В свои пятьдесят зека Гольдберг был старой травленой волчарой. Не то что власть с ее судами-следствиями – сам Комитет ему был по колено.
Будучи в молодости рьяным деятелем польского большевизма, Соломон бежал в сталинское царство от преследования раздраженных его вредоносностью соотечественников. Однако, нелегально перейдя границу, тут же в качестве уловленного шпиона загремел на четвертак на Колыму, где и пробыл от звонка до самого стука сталинских копыт в 53-м.
Освободившись, из любопытства пропилигримил Сибирь и Туркменистан – и приплыл в Баку, думая здесь порядком прогреться на солнышке. Однако семейству троюродной сестрицы удалось от него благополучно отделаться, и ему пришлось, повозившись с получением пенсии, самолично заняться своей реабилитационной программой, в которую, надо сказать – не совсем счастливым образом, и вошел пунктик попытки жениться на своенравной Цецилии.

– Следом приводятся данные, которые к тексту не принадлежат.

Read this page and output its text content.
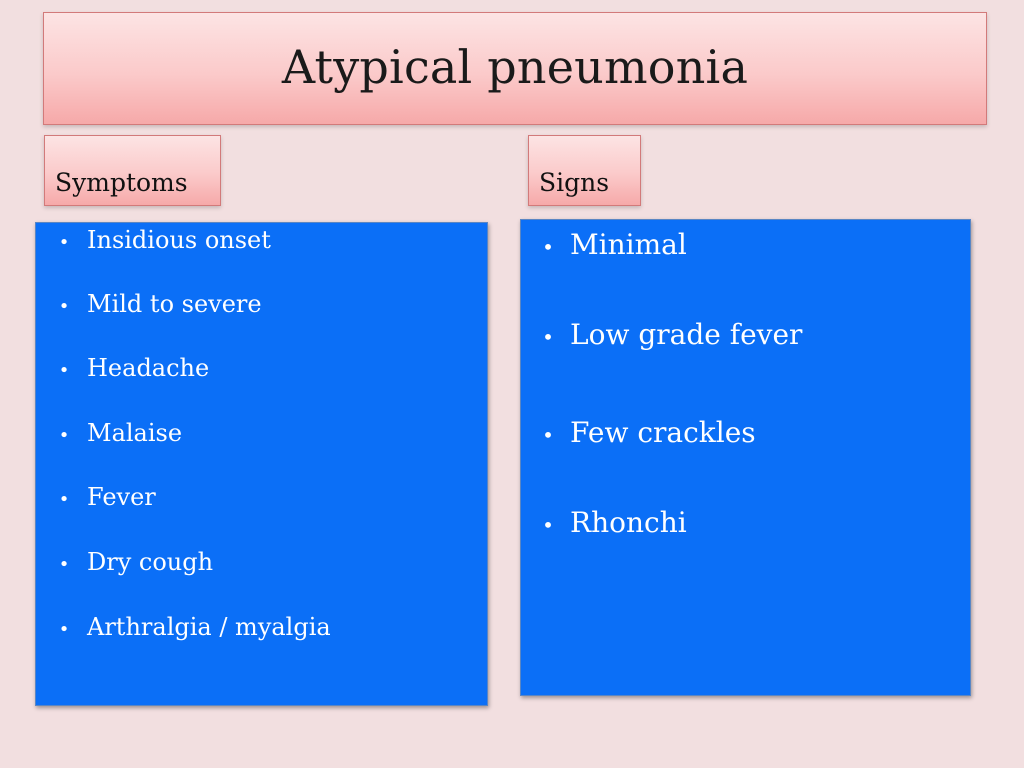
Atypical pneumonia
Symptoms	Signs
• Insidious onset
• Mild to severe
• Headache
• Malaise
• Fever
• Dry cough
• Arthralgia / myalgia
• Minimal
• Low grade fever
• Few crackles
• Rhonchi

Перед судом Соломон Маркович, сидя за разбором очень сомнительного, его собственного изготовления, варианта «силицианской защиты», говорил спокойно отцу, вхолостую попыхивая давно угасшей «беломориной»:
– Ничего не бойся, мы этим сукам еще набьем бока.
Бока гадам набить удалось не очень-то, но все же дело рухнуло не все: спустя два года из Москвы пришло уведомление, что в пользу Оли была присуждена усадьба и при ней – заглохшая апельсиновая плантация, в 30 километрах к юго-востоку от Яффы. Однако вступить во владение ею она не могла, поскольку никуда уезжать не собиралась. Муниципальные власти по тамошним законам не имели права что-либо предпринимать без соглашения пусть с потенциальными, но еще живыми владельцами – и потому просто заморозили владение, отдав его во власть заброшенности. Прадед за годы своей жизни бывал там редко, приплывая через Италию раз в пять-семь лет на весенние месяцы, чтобы уладить дела с управляющим, ведшим одновременно несколько таких «заочных» хозяйств, принадлежавших богатым американцам. После его смерти усадебная деятельность сама собой свелась на нет, и имущество в конце концов оказалось полностью разворованным. Апельсиновые деревья постепенно одичали, а усадьба стала пригородными развалинами.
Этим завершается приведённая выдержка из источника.